写真はスノーバードの雄大な自然と,SIGMOD プログラミングコンテストの東大チーム H_minor_free の紹介プレゼンの様子です.

001 000

———————————————————————————————————————————————

WWW2014(秋葉 拓哉)

基本情報
2014 年 4 月 7 日から 11 日にかけて開催された WWW 2014 (23rd International World Wide Web Conference) についてご報告いたします.WWW はその名の通りワールドワイドウェブに関するトップ学会で,比較的新しいものの最近ではかなりの人気を誇る学会だと思います.WWW の最近の人気は,例えば Microsoft Academic Search の学会ランキングで伺うことができます.最近 5 年に限定すると,コンピュータ科学の全分野合わせても 2 位,最近 10 年にしても 3 位ということで,かなり順位が高いです.そして,その分もちろん競争も激しくなっています. 最初の2 日間はワークショップとチュートリアルで,会議本体は 4 月 9 日から開始という形でした.開催地はソウルの COEX と呼ばれる大規模なコンベンションセンターでした.韓国の方から聞いたことによると,COEX は韓国内で大変有名な場所だそうです.

統計情報
研究発表は,Research Trackの口頭発表が84件,ポスター発表が107件,Web Science Track の口頭発表が20件,ポスター発表は15件でした.その他,3件の招待講演,13件のチュートリアル講演,19件のワークショップがありました.ワークショップでは合計128件の口頭発表と25件の招待講演があったそうです.WWWの競争の激しさは,Research Trackでの論文採否状況から伺うことができます.今年度は650件の論文の提出があり,84件が採択となったため,採択率は12.9% です.特に,日本からは24件の提出があったものの,口頭発表での採択は僕らの論文1件のみでした.他,ポスター発表での採択が日本から3件,Web Science Track での採択は日本から1件ありました.

雰囲気・感想など
産業界からの注目が極めて高い様子で,数多くの有名なウェブ企業がスポンサーについており,会場ではスポンサーブースがいくつも立っていました.スポンサーブースを訪れるとグッズが貰える事が多いので,ひと通りまわってグッズを揃えました. 研究に関しましては,WWWはとても幅広い話題を扱うという認識をより深めました.特に,すぐに役立つような手法の提案も多く並ぶ中で,実験的あるいは理論的な解析結果のみをメインとするような研究も少なからず採択されており,単純に話題の幅が広いのみならず,多様な価値観が認められていると感じました.

AkibaWWW2
OLYMPUS DIGITAL CAMERA

———————————————————————————————————————————————
VLDB(前原 貴憲)

VLDB (International Conference on Very Large Data Bases)はデータベース分野における主要会議です.第40回となる今年は,9月1日から5日にかけて,中国の杭州で行われます.

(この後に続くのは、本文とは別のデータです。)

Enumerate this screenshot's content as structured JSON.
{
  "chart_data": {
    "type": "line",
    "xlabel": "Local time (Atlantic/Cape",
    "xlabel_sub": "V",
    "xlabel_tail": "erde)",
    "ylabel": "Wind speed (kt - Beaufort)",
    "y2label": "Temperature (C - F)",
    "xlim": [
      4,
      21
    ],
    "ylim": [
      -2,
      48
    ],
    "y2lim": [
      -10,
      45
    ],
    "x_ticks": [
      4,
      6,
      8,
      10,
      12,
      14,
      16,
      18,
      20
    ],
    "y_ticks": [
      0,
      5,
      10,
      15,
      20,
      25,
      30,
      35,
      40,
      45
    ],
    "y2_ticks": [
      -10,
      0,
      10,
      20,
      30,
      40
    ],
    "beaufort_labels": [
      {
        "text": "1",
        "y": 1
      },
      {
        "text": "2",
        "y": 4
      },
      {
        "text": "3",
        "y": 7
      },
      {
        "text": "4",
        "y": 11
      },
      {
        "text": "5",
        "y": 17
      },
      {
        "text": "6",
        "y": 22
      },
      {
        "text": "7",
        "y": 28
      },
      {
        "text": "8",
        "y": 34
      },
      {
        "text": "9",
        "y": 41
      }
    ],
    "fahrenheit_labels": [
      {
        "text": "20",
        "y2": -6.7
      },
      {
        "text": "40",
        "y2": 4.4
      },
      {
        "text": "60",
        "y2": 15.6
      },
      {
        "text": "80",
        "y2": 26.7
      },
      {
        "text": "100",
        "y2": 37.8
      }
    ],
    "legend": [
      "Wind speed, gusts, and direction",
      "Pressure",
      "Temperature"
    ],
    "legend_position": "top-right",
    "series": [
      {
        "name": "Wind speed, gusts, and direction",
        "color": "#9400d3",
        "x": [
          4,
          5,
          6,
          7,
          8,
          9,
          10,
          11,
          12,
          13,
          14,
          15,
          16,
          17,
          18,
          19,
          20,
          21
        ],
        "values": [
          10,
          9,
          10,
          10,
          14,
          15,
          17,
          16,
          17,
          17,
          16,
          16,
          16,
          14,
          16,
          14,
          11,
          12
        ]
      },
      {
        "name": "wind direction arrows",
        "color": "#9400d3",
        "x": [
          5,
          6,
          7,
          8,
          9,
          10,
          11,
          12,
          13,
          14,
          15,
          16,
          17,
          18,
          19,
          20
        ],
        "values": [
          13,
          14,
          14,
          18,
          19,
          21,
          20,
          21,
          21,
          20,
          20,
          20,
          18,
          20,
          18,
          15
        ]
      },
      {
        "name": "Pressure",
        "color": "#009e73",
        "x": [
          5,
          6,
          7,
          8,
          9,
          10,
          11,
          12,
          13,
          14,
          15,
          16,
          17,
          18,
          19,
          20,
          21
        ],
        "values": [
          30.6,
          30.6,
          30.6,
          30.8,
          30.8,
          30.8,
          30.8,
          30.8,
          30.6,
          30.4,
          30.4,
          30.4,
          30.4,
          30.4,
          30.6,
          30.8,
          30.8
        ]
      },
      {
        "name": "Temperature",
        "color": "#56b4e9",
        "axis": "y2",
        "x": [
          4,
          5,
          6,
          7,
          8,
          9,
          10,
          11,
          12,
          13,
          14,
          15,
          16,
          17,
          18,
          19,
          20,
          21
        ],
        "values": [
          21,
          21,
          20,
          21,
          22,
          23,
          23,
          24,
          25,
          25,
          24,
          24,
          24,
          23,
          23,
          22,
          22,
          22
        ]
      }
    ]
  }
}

全部で165件採択されており,国内からの採択は3本(リサーチトラック×2,デモトラック×1)でした.全体の投稿数等はまだ公開されていませんが,例年採択率20%弱で安定しているようです.本プロジェクトからは1本の論文がリサーチトラックに採択されました.

– Takanori Maehara, Takuya Akiba, Yoichi Iwata, and Ken-ichi
Kawarabayashi: Computing Personalized PageRank Quickly by Exploiting
Graph Structures.

全プログラムは http://vldb.org/2014/program/lib/FullProgram.html から見られます.

会議の内容はデータベースの基盤技術が中心です.グラフデータの処理は特に注目されているようで,全32セッション中最多の4セッションが割り当てられています(Graph Data I~IV).去年は2セッションだったので,今まさにホットな分野といえます.